A seguire, come sempre, la serratissima lista di performance, aperta dai lettoni PER, che portano ancora una volta l’hip-hop sul palco dell’Eurovision. Poi tocca subito a San Marino: è Valentina Monetta, con il brano (in italiano) “Crisalide (Vola)”, a rappresentare il piccolo stato nostro “cugino”. Ed è subito un successo: la sala stampa applaude fragorosamente, in sala il pubblico risponde con grande entusiasmo.

Poi è il turno della concorrente più anziana di quest’anno, Esma Redzepova della Macedonia accompagnata da Lozano: un mito in patria, con migliaia di concerti alle spalle e una carriera lunga mezzo secolo. Poi arriva uno degli uomini favoriti, l’azero Farid Mammadov. Ma è la finlandese Krista a travolgere la sala stampa, dove tutti i suoi connazionali si sono presentati con un velo da sposa sulla testa.

A seguire, un altro nome italiano per un concorrente, in realtà, maltese: Gianluca Bezzina. Dopo di lui, i bulgari Elitsa & Stoyan con uno dei brani più interessanti della competizione e l’islandese Eythor Ingi. È la scatenata ska band greca Kosa Mostra, applauditissima dagli appassionati qui a Malmö, a riportare l’energia nella manifestazione: incontenibili i loro connazionali in sala stampa, con tanto di bandiere.

Continuano le esibizioni: sale sul palco l’israeliana Moran Mazor, poi la rock band armena dei Dorians e il cantante ungherese ByeAlex. Li segue una delle favorite assolute di quest’anno: la norvegese Margaret Berger. La sua bellissima canzone “I feed you my love” viene accolta dalla sala stampa con un grande applauso: è uno dei brani più memorabili di questa edizione dell’Eurofestival e un osso duro da battere.
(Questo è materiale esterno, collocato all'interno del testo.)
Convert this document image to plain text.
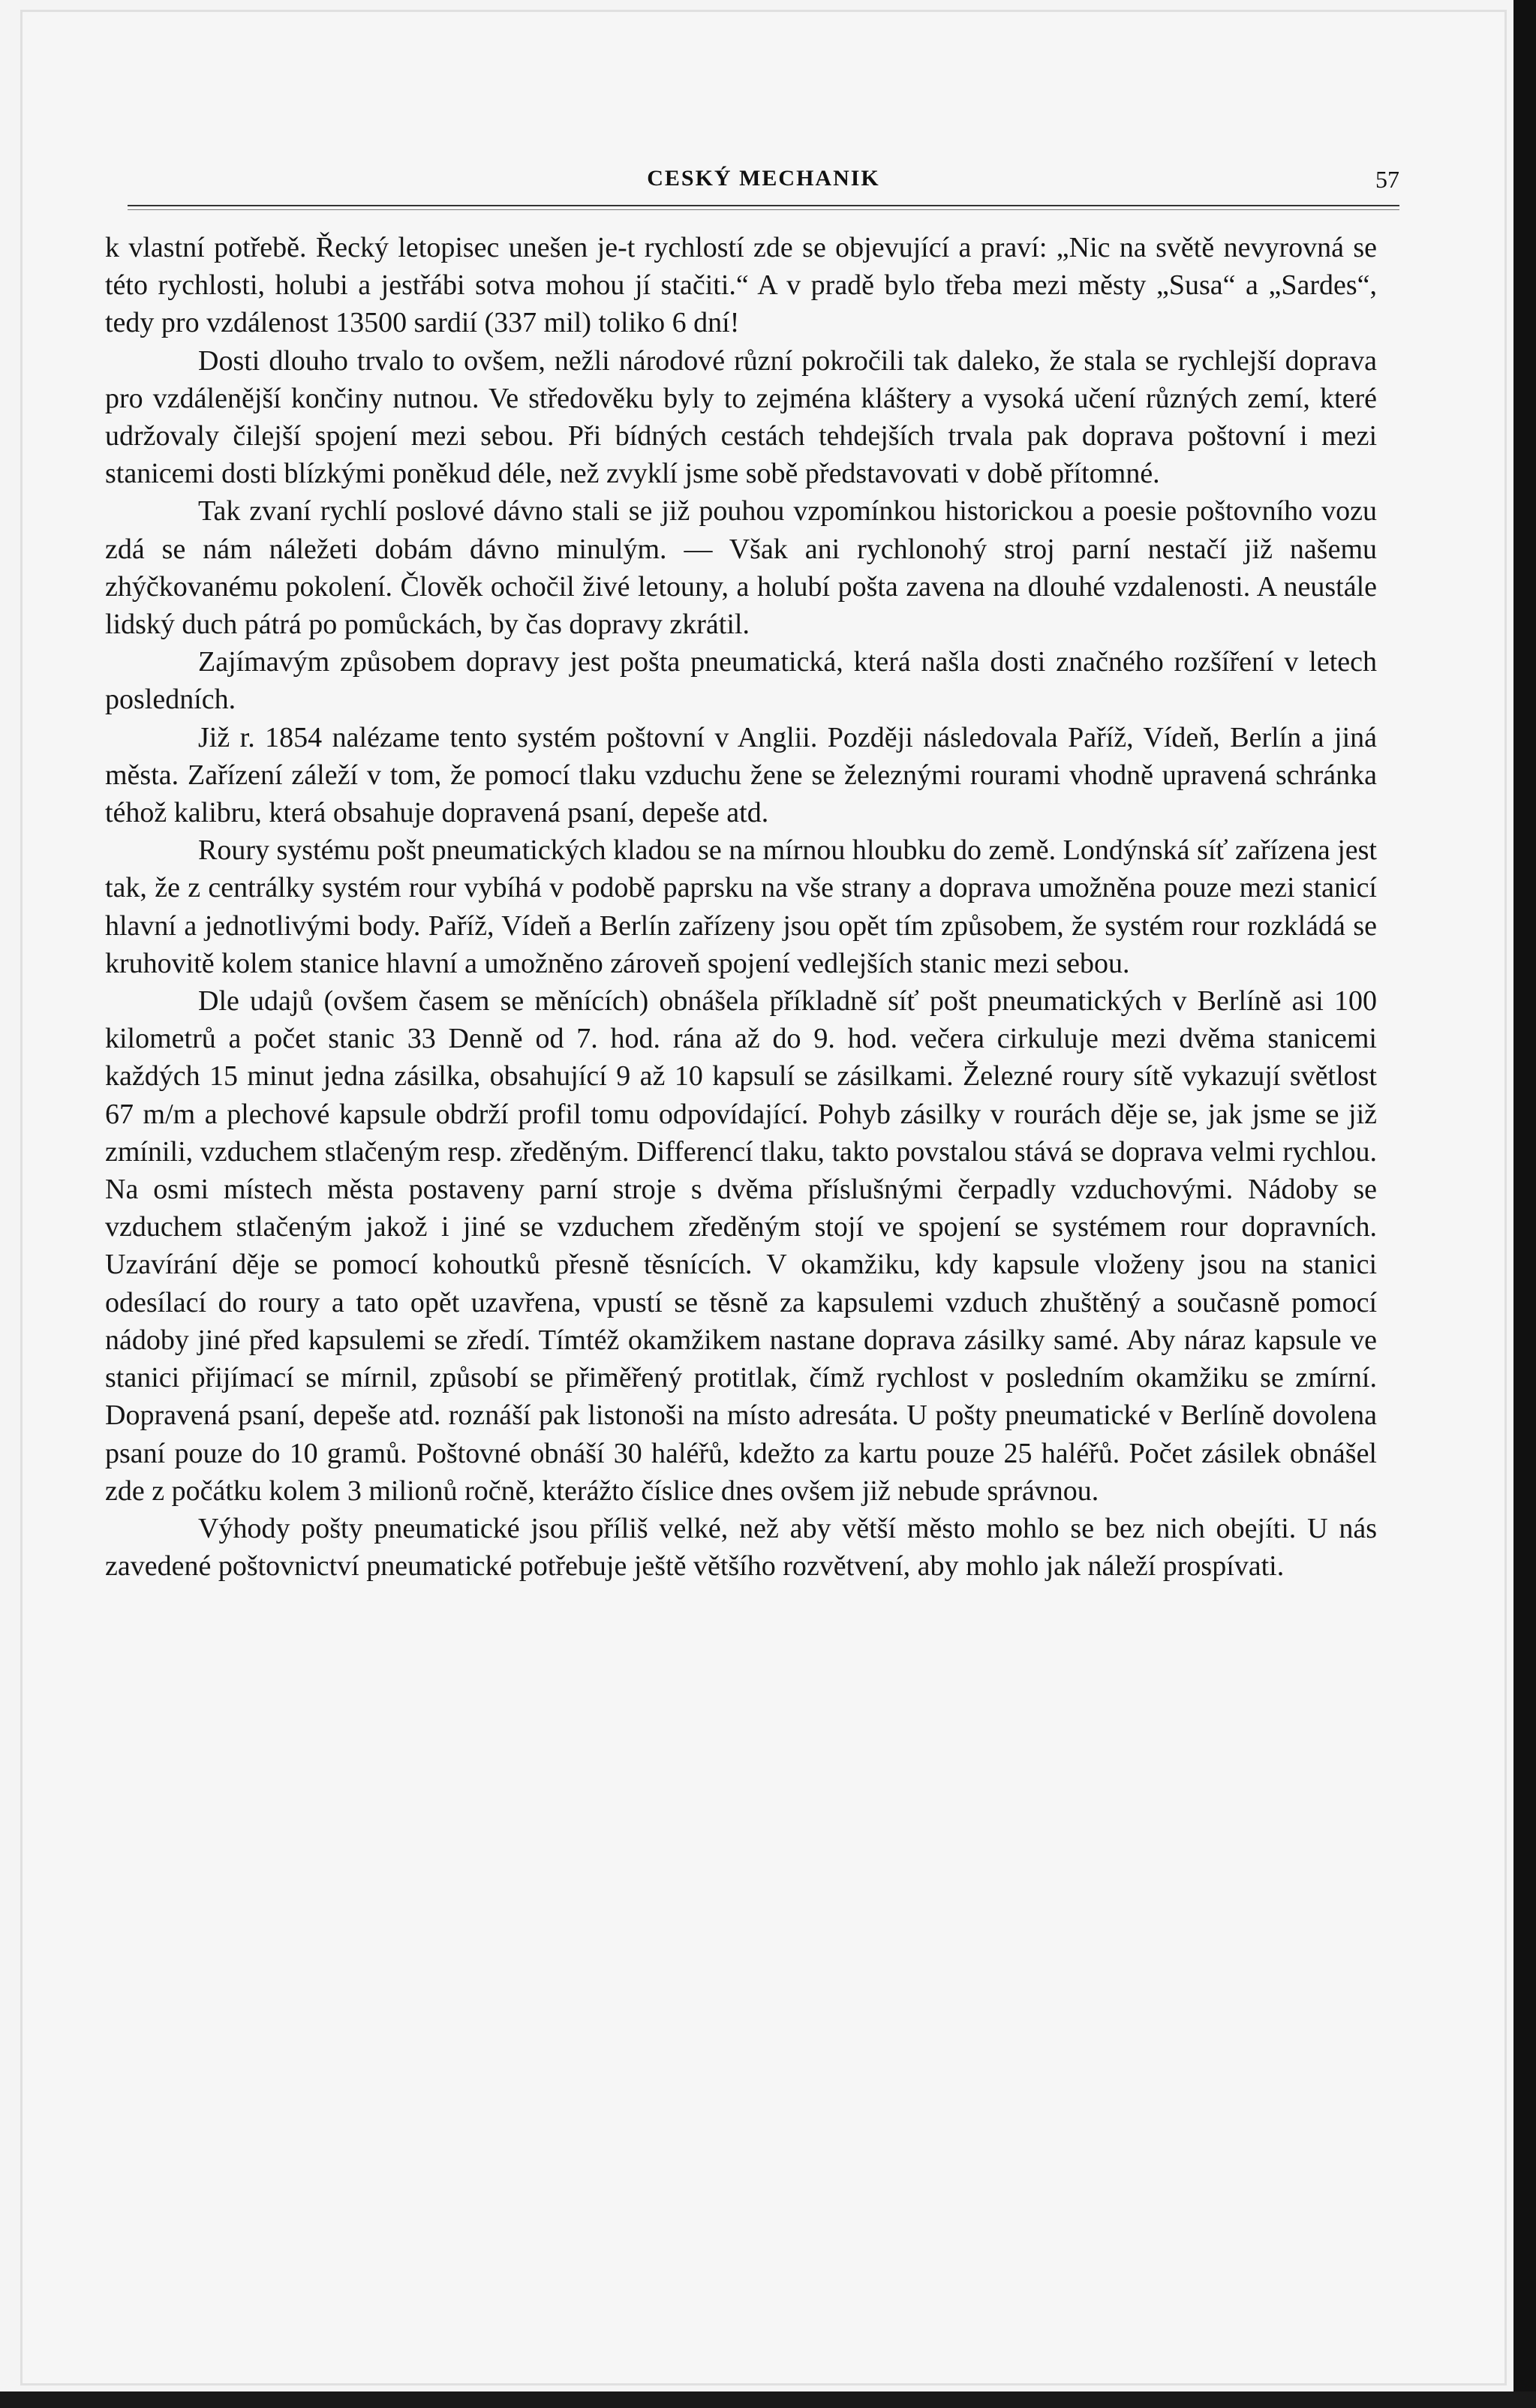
CESKÝ MECHANIK	57

k vlastní potřebě. Řecký letopisec unešen je-t rychlostí zde se objevující a praví: „Nic na světě nevyrovná se této rychlosti, holubi a jestřábi sotva mohou jí stačiti.“ A v pradě bylo třeba mezi městy „Susa“ a „Sardes“, tedy pro vzdálenost 13500 sardií (337 mil) toliko 6 dní!

Dosti dlouho trvalo to ovšem, nežli národové různí pokročili tak daleko, že stala se rychlejší doprava pro vzdálenější končiny nutnou. Ve středověku byly to zejména kláštery a vysoká učení různých zemí, které udržovaly čilejší spojení mezi sebou. Při bídných cestách tehdejších trvala pak doprava poštovní i mezi stanicemi dosti blízkými poněkud déle, než zvyklí jsme sobě představovati v době přítomné.

Tak zvaní rychlí poslové dávno stali se již pouhou vzpomínkou historickou a poesie poštovního vozu zdá se nám náležeti dobám dávno minulým. — Však ani rychlonohý stroj parní nestačí již našemu zhýčkovanému pokolení. Člověk ochočil živé letouny, a holubí pošta zavena na dlouhé vzdalenosti. A neustále lidský duch pátrá po pomůckách, by čas dopravy zkrátil.

Zajímavým způsobem dopravy jest pošta pneumatická, která našla dosti značného rozšíření v letech posledních.

Již r. 1854 nalézame tento systém poštovní v Anglii. Později následovala Paříž, Vídeň, Berlín a jiná města. Zařízení záleží v tom, že pomocí tlaku vzduchu žene se železnými rourami vhodně upravená schránka téhož kalibru, která obsahuje dopravená psaní, depeše atd.

Roury systému pošt pneumatických kladou se na mírnou hloubku do země. Londýnská síť zařízena jest tak, že z centrálky systém rour vybíhá v podobě paprsku na vše strany a doprava umožněna pouze mezi stanicí hlavní a jednotlivými body. Paříž, Vídeň a Berlín zařízeny jsou opět tím způsobem, že systém rour rozkládá se kruhovitě kolem stanice hlavní a umožněno zároveň spojení vedlejších stanic mezi sebou.

Dle udajů (ovšem časem se měnících) obnášela příkladně síť pošt pneumatických v Berlíně asi 100 kilometrů a počet stanic 33 Denně od 7. hod. rána až do 9. hod. večera cirkuluje mezi dvěma stanicemi každých 15 minut jedna zásilka, obsahující 9 až 10 kapsulí se zásilkami. Železné roury sítě vykazují světlost 67 m/m a plechové kapsule obdrží profil tomu odpovídající. Pohyb zásilky v rourách děje se, jak jsme se již zmínili, vzduchem stlačeným resp. zředěným. Differencí tlaku, takto povstalou stává se doprava velmi rychlou. Na osmi místech města postaveny parní stroje s dvěma příslušnými čerpadly vzduchovými. Nádoby se vzduchem stlačeným jakož i jiné se vzduchem zředěným stojí ve spojení se systémem rour dopravních. Uzavírání děje se pomocí kohoutků přesně těsnících. V okamžiku, kdy kapsule vloženy jsou na stanici odesílací do roury a tato opět uzavřena, vpustí se těsně za kapsulemi vzduch zhuštěný a současně pomocí nádoby jiné před kapsulemi se zředí. Tímtéž okamžikem nastane doprava zásilky samé. Aby náraz kapsule ve stanici přijímací se mírnil, způsobí se přiměřený protitlak, čímž rychlost v posledním okamžiku se zmírní. Dopravená psaní, depeše atd. roznáší pak listonoši na místo adresáta. U pošty pneumatické v Berlíně dovolena psaní pouze do 10 gramů. Poštovné obnáší 30 haléřů, kdežto za kartu pouze 25 haléřů. Počet zásilek obnášel zde z počátku kolem 3 milionů ročně, kterážto číslice dnes ovšem již nebude správnou.

Výhody pošty pneumatické jsou příliš velké, než aby větší město mohlo se bez nich obejíti. U nás zavedené poštovnictví pneumatické potřebuje ještě většího rozvětvení, aby mohlo jak náleží prospívati.
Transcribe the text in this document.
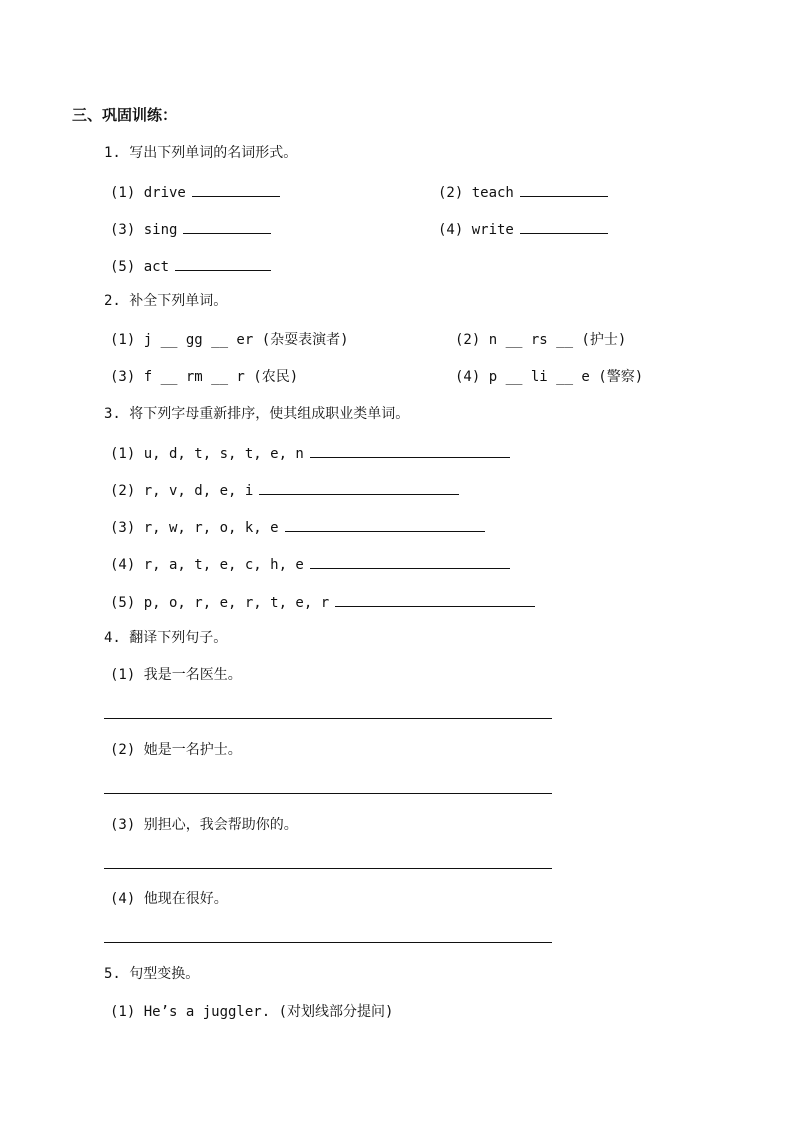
三、巩固训练：
1. 写出下列单词的名词形式。
(1) drive	(2) teach
(3) sing	(4) write
(5) act
2. 补全下列单词。
(1) j __ gg __ er (杂耍表演者)	(2) n __ rs __ (护士)
(3) f __ rm __ r (农民)	(4) p __ li __ e (警察)
3. 将下列字母重新排序，使其组成职业类单词。
(1) u, d, t, s, t, e, n
(2) r, v, d, e, i
(3) r, w, r, o, k, e
(4) r, a, t, e, c, h, e
(5) p, o, r, e, r, t, e, r
4. 翻译下列句子。
(1) 我是一名医生。
(2) 她是一名护士。
(3) 别担心，我会帮助你的。
(4) 他现在很好。
5. 句型变换。
(1) He’s a juggler. (对划线部分提问)
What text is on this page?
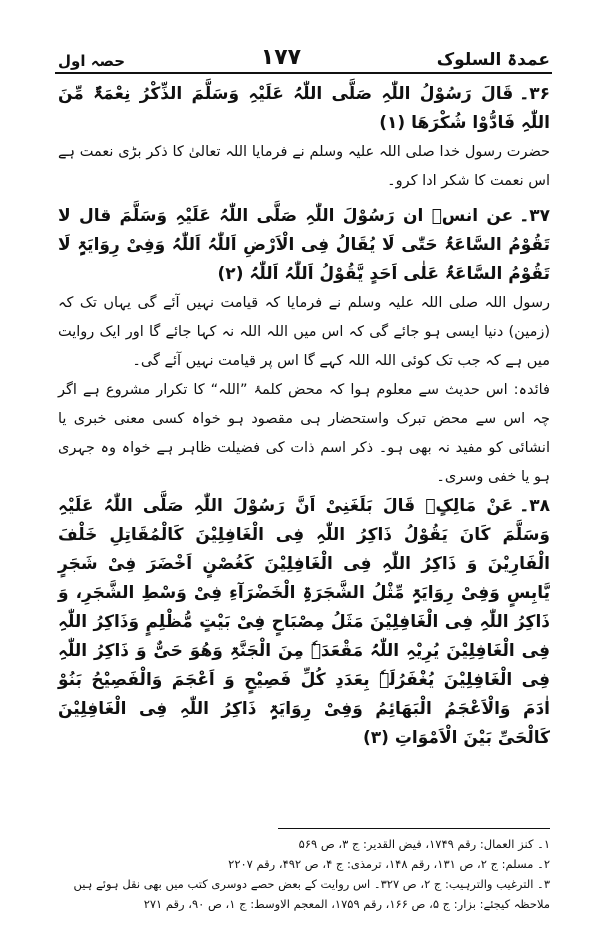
عمدۃ السلوک
۱۷۷
حصہ اول

۳۶۔قَالَ رَسُوْلُ اللّٰہِ صَلَّی اللّٰہُ عَلَیْہِ وَسَلَّمَ الذِّکْرُ نِعْمَۃٌ مِّنَ اللّٰہِ فَادُّوْا شُکْرَھَا (۱)

حضرت رسول خدا صلی اللہ علیہ وسلم نے فرمایا اللہ تعالیٰ کا ذکر بڑی نعمت ہے اس نعمت کا شکر ادا کرو۔

۳۷۔عن انسؓ ان رَسُوْلَ اللّٰہِ صَلَّی اللّٰہُ عَلَیْہِ وَسَلَّمَ قال لا تَقُوْمُ السَّاعَۃُ حَتّٰی لَا یُقَالُ فِی الْاَرْضِ اَللّٰہُ اَللّٰہُ وَفِیْ رِوَایَۃٍ لَا تَقُوْمُ السَّاعَۃُ عَلٰی اَحَدٍ یَّقُوْلُ اَللّٰہُ اَللّٰہُ (۲)

رسول اللہ صلی اللہ علیہ وسلم نے فرمایا کہ قیامت نہیں آئے گی یہاں تک کہ (زمین) دنیا ایسی ہو جائے گی کہ اس میں اللہ اللہ نہ کہا جائے گا اور ایک روایت میں ہے کہ جب تک کوئی اللہ اللہ کہے گا اس پر قیامت نہیں آئے گی۔

فائدہ: اس حدیث سے معلوم ہوا کہ محض کلمۂ ”اللہ“ کا تکرار مشروع ہے اگر چہ اس سے محض تبرک واستحضار ہی مقصود ہو خواہ کسی معنی خبری یا انشائی کو مفید نہ بھی ہو۔ ذکر اسم ذات کی فضیلت ظاہر ہے خواہ وہ جہری ہو یا خفی وسری۔

۳۸۔عَنْ مَالِکٍؒ قَالَ بَلَغَنِیْ اَنَّ رَسُوْلَ اللّٰہِ صَلَّی اللّٰہُ عَلَیْہِ وَسَلَّمَ کَانَ یَقُوْلُ ذَاکِرُ اللّٰہِ فِی الْغَافِلِیْنَ کَالْمُقَاتِلِ خَلْفَ الْفَارِیْنَ وَ ذَاکِرُ اللّٰہِ فِی الْغَافِلِیْنَ کَغُصْنٍ اَخْضَرَ فِیْ شَجَرٍ یَّابِسٍ وَفِیْ رِوَایَۃٍ مِّثْلُ الشَّجَرَۃِ الْخَضْرَآءِ فِیْ وَسْطِ الشَّجَرِ، وَ ذَاکِرُ اللّٰہِ فِی الْغَافِلِیْنَ مَثَلُ مِصْبَاحٍ فِیْ بَیْتٍ مُّظْلِمٍ وَذَاکِرُ اللّٰہِ فِی الْغَافِلِیْنَ یُرِیْہِ اللّٰہُ مَقْعَدَہٗ مِنَ الْجَنَّۃِ وَھُوَ حَیٌّ وَ ذَاکِرُ اللّٰہِ فِی الْغَافِلِیْنَ یُغْفَرُلَہٗ بِعَدَدِ کُلِّ فَصِیْحٍ وَ اَعْجَمَ وَالْفَصِیْحُ بَنُوْ اٰدَمَ وَالْاَعْجَمُ الْبَھَائِمُ وَفِیْ رِوَایَۃٍ ذَاکِرُ اللّٰہِ فِی الْغَافِلِیْنَ کَالْحَیِّ بَیْنَ الْاَمْوَاتِ (۳)

۱۔ کنز العمال: رقم ۱۷۴۹، فیض القدیر: ج ۳، ص ۵۶۹
۲۔ مسلم: ج ۲، ص ۱۳۱، رقم ۱۴۸، ترمذی: ج ۴، ص ۴۹۲، رقم ۲۲۰۷
۳۔ الترغیب والترہیب: ج ۲، ص ۳۲۷۔ اس روایت کے بعض حصے دوسری کتب میں بھی نقل ہوئے ہیں ملاحظہ کیجئے: بزار: ج ۵، ص ۱۶۶، رقم ۱۷۵۹، المعجم الاوسط: ج ۱، ص ۹۰، رقم ۲۷۱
Dopo Margaret, arriva l’ultimo quartetto di nazioni per oggi: parte l’Albania con Adrian Lulgjuraj e Bledar Sejko, proseguono i georgiani Nodi Tatishvili e Sophie Gelovani, continua la Svizzera con i trascinanti Takasa e, ultima, la Romania con la voce e il look teatrale di Cezar. Si chiudono così le performance della seconda semifinale, in attesa del voto che decreterà gli eliminati della serata e i 10 finalisti.

Dopo i due riassunti e tutto il tempo dato al pubblico internazionale per votare, in attesa dei risultati arriva un omaggio al pop svedese con due tra le più grosse popstar locali: Agness Carlsson e Darin con alcune delle loro canzoni più famose in patria. E ancora una volta, il video-montaggio ci ricorda che sabato 18 maggio sarà il turno delle “Big Five”, tra cui l’Italia con “L’essenziale” di Marco Mengoni.

E arriva finalmente il momento dei finalisti: passano in finale Ungheria, Azerbaigian, Georgia, Romania, Norvegia, Islanda, Armenia, Finlandia, Malta, Grecia.

Gli eliminati sono San Marino, Lettonia, Macedonia, Bulgaria, Israele, Albania, Svizzera.